Clarence Arnold Moase was sentenced Tuesday to six years in prison for impaired driving causing death.
Moase had previously pleaded guilty in P.E.I. Supreme Court to the charge.
At a sentencing hearing on Friday, the court heard Moase had almost three times the impaired limit of alcohol in his blood on July 14 when he struck 63-year-old Elizabeth Sovis, who was riding a bicycle on the highway near Hunter River.
Sovis was on a cycling holiday from Edmonton.
Penalties have been too low, says Justice
Penalties for drinking and driving on P.E.I. have been too low, said Justice John Mitchell as he read the sentence, and out of step with the rest of the country.
'Her love gave me joy and hope and strength.'— Edmund Aunger
Mitchell said Moase had done little to address his long-time alcohol problem. Moase has four previous impaired driving convictions. He is now in Alcoholics Anonymous and is attending church fellowship in jail.
In addition to the six-year sentence, Moase is banned from driving for life.
In an agreed statement of facts produced for the sentencing hearing, July 14 was described as a warm, humid day. The road was dry and there were no issues with visibility.
Moase's van did not brake, steer or accelerate prior to the collision. Sovis, who was cycling with her husband, died at the scene.
Police noticed Moase was unsteady on his feet after the accident. They found a half-empty 1.14-litre bottle of vodka in his van and smelled alcohol on his breath. Subsequent breathalyzer tests came back with a reading of 220 milligrams of alcohol per 100 millilitres of blood.
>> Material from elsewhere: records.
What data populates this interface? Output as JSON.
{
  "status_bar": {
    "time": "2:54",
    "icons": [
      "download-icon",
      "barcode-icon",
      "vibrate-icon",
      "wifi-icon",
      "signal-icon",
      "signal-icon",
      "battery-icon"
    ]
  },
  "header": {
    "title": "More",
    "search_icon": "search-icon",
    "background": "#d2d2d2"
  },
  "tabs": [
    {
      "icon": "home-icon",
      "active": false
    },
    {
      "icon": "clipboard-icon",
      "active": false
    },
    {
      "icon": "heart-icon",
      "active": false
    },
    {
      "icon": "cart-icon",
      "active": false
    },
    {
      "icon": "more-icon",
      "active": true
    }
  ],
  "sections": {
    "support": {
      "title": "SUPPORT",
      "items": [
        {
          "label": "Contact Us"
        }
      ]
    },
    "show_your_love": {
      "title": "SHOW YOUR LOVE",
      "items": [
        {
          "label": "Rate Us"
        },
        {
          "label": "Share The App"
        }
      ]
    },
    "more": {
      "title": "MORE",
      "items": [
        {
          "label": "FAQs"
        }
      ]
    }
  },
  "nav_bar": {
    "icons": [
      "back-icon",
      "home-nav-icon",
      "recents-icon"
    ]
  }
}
No shoulder on the highway
In a victim impact statement Sovis's husband, Edmund Aunger, expressed the depth of the loss of his wife of 35 years, saying he had loved her since they were in grade seven together.
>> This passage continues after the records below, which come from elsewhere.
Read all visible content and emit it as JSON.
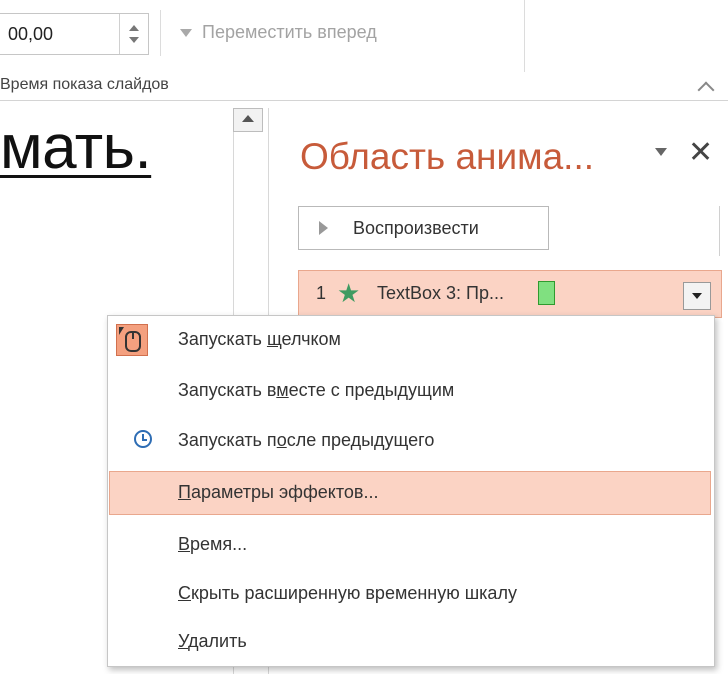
{
  "ribbon": {
    "duration_value": "00,00",
    "move_forward_label": "Переместить вперед",
    "group_label": "Время показа слайдов"
  },
  "slide": {
    "visible_text": "мать."
  },
  "animation_pane": {
    "title": "Область анима...",
    "play_label": "Воспроизвести",
    "item": {
      "number": "1",
      "label": "TextBox 3: Пр..."
    }
  },
  "context_menu": {
    "items": [
      {
        "before": "Запускать ",
        "underline": "щ",
        "after": "елчком",
        "icon": "mouse-click-icon",
        "highlighted": false
      },
      {
        "before": "Запускать в",
        "underline": "м",
        "after": "есте с предыдущим",
        "icon": "",
        "highlighted": false
      },
      {
        "before": "Запускать п",
        "underline": "о",
        "after": "сле предыдущего",
        "icon": "clock-icon",
        "highlighted": false
      },
      {
        "before": "",
        "underline": "П",
        "after": "араметры эффектов...",
        "icon": "",
        "highlighted": true
      },
      {
        "before": "",
        "underline": "В",
        "after": "ремя...",
        "icon": "",
        "highlighted": false
      },
      {
        "before": "",
        "underline": "С",
        "after": "крыть расширенную временную шкалу",
        "icon": "",
        "highlighted": false
      },
      {
        "before": "",
        "underline": "У",
        "after": "далить",
        "icon": "",
        "highlighted": false
      }
    ]
  },
  "colors": {
    "accent_title": "#c75b3a",
    "highlight_bg": "#fbd3c4",
    "star_green": "#3f9b61"
  }
}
'A serious danger for cyclists.'— Edmund Aunger
"Her love gave me joy and hope and strength," he wrote.
Aunger said Moase bore a heavy responsibility for the death, but he did not stop there in laying blame.
"Prince Edward Island has actively promoted itself to cyclists as a welcoming holiday destination, but it has failed to provide them with travelling conditions that are safe," he wrote.
Aunger noted that he and his wife were always careful to use cycle-friendly routes when on holiday. He noted she had, on an earlier portion of that July trip, refused to cycle on some highways that did not have a paved shoulder.
The couple had used the Confederation Trail earlier that July 14 afternoon to cycle to Hunter River. The final leg of their journey, to a bed and breakfast in New Glasgow, north of Hunter River, led them on to Route 13. The 10-kilometre stretch of road has no paved shoulder. In the summer months it is one of the busiest stretches of highway in the province.
Aunger said he and his wife relied heavily on a cycling guide produced by the province to plan their holiday.
"Nowhere does the province warn that Route 13, like other suggested highways, has no paved shoulders and presents a serious danger for cyclists," he wrote.
Aunger said disputes regarding whether a drunk driver or a dangerous road was to blame for the accident are not constructive. Both were contributing factors, he said, and both must be addressed.